LifeNews.com Note: William Beckman is the executive director of the Illinois Right to Life Committee. Opinion articles like this one do not necessarily reflect the views of LifeNews.com.

The June 19, 2008 headline reads “US doctors kill skin cancer with cloned T-cells.” Does this suggest that human cloning of embryonic stem cells has been successful in treating skin cancer? Absolutely not!

The details of the New England Journal of Medicine report that generated this news coverage reveal that adult stem cells obtained from the patient were used.

As reported in ScienceDaily, researchers “removed CD4+ T cells, a type of white blood cell, from a 52-year-old man whose Stage 4 melanoma had spread to a groin lymph node and to a lung. T cells specific to targeting the melanoma were then expanded vastly in the laboratory using modifications to existing methods.”

The exciting result was an apparent cure of melanoma for this patient. “Two months later, PET and CT scans revealed no tumors. The patient remained disease free two years later, when he was last checked.”

Can other melanoma patients expect to receive this treatment soon? The reality check came from researcher Cassian Yee, M.D.

“Yee cautioned that these results represent only one patient with a specific type of immune system whose tumor cells expressed a specific antigen. More studies are needed to confirm the effectiveness of the experimental T-cell therapy.”

The widely reported introduction for this news story was: “US doctors have for the first time successfully treated a skin cancer patient with cells cloned from his own immune system.” The story included a later reference stating that the treatment “used his own cloned infection-fighting T-cells.”

How many people will immediately think of cloned human beings? That has become a common reference point in the debate over stem cell research since cloning of embryos to obtain stem cells is considered a necessary step by advocates of embryonic stem cell research.

Technically, use of “cloned” in the news report about treating melanoma is accurate. A definition of cloning states, “Cloning is the process of making an identical copy of something. In biology, it collectively refers to processes used to create copies of DNA fragments.”

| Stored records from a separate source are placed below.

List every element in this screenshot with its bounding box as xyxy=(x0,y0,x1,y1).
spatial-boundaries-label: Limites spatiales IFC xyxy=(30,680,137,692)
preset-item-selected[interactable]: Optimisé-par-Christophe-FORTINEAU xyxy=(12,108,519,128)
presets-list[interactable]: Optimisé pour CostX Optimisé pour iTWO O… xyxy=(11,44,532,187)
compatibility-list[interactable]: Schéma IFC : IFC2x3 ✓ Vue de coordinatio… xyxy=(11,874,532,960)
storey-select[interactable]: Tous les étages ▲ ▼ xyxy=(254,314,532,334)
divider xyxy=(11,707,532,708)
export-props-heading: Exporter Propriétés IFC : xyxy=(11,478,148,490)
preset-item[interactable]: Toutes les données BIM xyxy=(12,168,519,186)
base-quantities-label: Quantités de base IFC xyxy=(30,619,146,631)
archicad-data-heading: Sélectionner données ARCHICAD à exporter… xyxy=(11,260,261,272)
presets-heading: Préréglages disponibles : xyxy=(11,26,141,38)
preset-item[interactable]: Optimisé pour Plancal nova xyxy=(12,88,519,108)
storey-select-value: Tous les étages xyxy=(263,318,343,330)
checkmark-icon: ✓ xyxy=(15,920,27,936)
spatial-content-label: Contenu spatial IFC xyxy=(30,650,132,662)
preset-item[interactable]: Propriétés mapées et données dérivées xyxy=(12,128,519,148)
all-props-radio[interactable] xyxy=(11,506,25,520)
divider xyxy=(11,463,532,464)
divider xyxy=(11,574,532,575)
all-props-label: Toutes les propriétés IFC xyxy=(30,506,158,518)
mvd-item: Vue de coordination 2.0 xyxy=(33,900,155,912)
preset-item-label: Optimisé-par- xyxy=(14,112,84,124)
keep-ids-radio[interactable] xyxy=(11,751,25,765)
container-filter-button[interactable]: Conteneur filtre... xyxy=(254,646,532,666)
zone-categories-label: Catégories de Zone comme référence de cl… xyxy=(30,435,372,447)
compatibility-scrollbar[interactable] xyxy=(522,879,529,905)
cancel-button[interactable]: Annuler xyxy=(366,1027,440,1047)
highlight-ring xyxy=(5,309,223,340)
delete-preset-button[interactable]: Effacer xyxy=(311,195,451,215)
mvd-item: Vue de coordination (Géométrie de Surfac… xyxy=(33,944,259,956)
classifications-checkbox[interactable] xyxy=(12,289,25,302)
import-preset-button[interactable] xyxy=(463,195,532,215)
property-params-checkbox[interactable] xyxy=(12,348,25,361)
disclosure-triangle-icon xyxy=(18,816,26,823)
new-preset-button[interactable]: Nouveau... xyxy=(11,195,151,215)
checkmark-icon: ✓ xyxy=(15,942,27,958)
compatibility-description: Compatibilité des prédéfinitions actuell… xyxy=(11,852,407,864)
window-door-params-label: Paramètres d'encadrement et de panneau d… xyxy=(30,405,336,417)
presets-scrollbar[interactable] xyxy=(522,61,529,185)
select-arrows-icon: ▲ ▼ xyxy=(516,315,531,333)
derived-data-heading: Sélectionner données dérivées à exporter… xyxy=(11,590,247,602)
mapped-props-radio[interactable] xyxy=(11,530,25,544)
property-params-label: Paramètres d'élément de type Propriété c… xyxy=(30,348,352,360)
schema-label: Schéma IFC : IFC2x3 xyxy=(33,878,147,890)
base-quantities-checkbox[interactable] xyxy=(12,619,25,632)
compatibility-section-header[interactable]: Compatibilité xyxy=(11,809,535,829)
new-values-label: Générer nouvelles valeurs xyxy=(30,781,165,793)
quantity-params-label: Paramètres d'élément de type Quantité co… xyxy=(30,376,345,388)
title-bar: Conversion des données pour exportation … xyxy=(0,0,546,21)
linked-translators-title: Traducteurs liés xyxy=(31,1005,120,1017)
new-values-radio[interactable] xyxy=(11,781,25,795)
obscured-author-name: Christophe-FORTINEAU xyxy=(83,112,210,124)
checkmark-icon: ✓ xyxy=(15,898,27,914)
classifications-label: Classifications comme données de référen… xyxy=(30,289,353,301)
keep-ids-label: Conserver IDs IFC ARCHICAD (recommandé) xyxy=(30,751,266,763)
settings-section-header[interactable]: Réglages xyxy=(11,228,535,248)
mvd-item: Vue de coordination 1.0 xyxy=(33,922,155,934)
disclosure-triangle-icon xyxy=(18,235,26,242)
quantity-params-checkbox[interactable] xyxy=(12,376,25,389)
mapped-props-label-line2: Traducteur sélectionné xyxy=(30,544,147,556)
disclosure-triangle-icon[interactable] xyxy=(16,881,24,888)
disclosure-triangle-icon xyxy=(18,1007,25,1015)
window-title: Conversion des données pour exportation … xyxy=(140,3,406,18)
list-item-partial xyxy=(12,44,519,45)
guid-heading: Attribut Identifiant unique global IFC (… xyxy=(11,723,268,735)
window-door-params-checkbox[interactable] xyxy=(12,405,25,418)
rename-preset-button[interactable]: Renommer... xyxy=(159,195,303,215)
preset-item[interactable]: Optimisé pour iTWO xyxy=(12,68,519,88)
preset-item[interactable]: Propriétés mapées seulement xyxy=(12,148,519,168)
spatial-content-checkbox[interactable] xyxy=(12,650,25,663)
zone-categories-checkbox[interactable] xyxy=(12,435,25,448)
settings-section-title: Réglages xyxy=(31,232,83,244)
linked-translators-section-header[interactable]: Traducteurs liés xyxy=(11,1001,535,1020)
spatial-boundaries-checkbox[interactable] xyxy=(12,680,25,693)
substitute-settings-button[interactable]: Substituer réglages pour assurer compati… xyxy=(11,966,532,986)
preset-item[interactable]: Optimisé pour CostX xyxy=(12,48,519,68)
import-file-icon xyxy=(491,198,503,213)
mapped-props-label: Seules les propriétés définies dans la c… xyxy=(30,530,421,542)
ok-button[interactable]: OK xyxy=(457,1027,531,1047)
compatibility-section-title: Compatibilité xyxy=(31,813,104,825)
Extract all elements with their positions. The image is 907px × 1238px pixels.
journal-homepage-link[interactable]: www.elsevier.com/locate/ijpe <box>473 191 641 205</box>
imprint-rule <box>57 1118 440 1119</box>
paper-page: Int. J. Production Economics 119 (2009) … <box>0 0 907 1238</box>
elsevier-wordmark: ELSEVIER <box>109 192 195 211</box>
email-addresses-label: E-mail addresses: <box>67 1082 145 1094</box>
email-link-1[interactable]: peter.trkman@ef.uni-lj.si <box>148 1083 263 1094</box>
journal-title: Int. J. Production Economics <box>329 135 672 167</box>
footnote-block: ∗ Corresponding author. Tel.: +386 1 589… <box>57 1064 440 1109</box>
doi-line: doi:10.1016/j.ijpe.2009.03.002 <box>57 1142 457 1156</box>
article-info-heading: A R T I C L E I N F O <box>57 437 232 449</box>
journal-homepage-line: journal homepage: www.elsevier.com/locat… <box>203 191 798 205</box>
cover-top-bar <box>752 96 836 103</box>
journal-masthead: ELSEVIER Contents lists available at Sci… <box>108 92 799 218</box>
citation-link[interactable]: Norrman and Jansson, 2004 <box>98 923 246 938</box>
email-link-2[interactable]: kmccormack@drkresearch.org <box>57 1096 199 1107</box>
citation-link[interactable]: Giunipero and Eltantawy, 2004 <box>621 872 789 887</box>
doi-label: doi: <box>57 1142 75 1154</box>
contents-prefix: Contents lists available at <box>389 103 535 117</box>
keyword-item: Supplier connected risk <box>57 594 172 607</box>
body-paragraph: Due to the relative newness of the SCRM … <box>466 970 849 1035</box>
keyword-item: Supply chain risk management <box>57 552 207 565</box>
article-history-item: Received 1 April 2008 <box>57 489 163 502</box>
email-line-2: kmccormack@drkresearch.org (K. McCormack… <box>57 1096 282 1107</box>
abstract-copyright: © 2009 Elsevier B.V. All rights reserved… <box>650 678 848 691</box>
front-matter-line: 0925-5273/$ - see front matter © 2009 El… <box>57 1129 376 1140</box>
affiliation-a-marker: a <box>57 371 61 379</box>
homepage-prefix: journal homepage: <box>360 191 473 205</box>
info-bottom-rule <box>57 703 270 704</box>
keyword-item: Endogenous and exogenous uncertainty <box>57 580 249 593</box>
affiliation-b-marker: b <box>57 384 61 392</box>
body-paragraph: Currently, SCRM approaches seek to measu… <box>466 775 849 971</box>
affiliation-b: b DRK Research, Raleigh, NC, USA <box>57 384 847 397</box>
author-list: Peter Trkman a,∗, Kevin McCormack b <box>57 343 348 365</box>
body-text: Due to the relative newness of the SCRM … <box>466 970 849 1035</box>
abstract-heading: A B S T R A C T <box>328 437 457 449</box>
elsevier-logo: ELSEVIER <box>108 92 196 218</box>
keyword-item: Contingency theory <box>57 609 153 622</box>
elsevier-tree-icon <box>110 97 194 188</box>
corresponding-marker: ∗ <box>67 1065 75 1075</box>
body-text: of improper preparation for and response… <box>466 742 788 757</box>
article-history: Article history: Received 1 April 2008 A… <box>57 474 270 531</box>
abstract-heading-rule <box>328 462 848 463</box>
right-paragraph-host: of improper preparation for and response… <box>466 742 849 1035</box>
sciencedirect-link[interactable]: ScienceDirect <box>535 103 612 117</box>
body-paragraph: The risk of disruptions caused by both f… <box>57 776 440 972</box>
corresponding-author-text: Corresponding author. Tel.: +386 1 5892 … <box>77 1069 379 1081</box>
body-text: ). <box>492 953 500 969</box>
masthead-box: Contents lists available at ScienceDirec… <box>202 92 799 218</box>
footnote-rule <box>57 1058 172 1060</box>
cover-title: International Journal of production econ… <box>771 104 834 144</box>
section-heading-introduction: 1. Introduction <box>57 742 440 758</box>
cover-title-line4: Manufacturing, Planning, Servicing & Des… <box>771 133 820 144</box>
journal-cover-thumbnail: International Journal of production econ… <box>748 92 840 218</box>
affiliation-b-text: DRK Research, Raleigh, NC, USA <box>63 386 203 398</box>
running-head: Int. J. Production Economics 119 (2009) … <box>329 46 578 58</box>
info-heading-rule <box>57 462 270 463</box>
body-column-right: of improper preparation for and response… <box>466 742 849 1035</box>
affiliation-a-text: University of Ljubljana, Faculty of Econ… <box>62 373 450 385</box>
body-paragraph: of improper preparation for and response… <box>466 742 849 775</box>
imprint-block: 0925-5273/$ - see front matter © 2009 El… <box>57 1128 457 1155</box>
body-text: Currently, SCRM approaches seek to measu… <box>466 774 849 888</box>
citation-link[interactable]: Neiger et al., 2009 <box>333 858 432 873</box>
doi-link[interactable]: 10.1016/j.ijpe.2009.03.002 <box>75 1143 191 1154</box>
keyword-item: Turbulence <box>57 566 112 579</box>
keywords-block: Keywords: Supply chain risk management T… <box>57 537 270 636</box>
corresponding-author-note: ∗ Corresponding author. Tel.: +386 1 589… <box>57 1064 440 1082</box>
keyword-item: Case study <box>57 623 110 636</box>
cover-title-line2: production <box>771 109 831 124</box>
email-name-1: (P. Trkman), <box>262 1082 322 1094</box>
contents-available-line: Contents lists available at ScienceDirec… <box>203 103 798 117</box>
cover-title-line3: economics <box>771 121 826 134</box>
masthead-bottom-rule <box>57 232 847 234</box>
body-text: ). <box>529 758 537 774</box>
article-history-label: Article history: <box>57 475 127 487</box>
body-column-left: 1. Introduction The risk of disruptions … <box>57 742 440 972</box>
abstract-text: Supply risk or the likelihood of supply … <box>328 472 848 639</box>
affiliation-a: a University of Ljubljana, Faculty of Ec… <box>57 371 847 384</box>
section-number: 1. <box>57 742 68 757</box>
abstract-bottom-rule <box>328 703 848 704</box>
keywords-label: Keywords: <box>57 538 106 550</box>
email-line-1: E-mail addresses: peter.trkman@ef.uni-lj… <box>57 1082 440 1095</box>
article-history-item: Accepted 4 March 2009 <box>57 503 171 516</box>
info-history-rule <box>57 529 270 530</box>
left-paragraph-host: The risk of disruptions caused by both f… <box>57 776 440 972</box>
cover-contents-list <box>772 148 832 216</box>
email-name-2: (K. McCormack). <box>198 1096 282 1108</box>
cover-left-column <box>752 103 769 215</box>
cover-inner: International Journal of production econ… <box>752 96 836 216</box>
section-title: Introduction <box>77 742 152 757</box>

However, since reporting of this stem cell research success never used the phrase “adult stem cells” -- even though the original cells were taken directly from the patient -- confusion is very likely to occur for many readers, whether that confusion was intended or not.

This news represents an exciting medical breakthrough that will become even more exciting if it can be duplicated by additional studies. This breakthrough was achieved using adult stem cells that were isolated based on specific characteristics and encouraged to duplicate themselves so large numbers of these stem cells could be infused into the patient.

This result again demonstrates that killing embryos (cloned or otherwise) for stem cells is not required to achieve medical breakthroughs.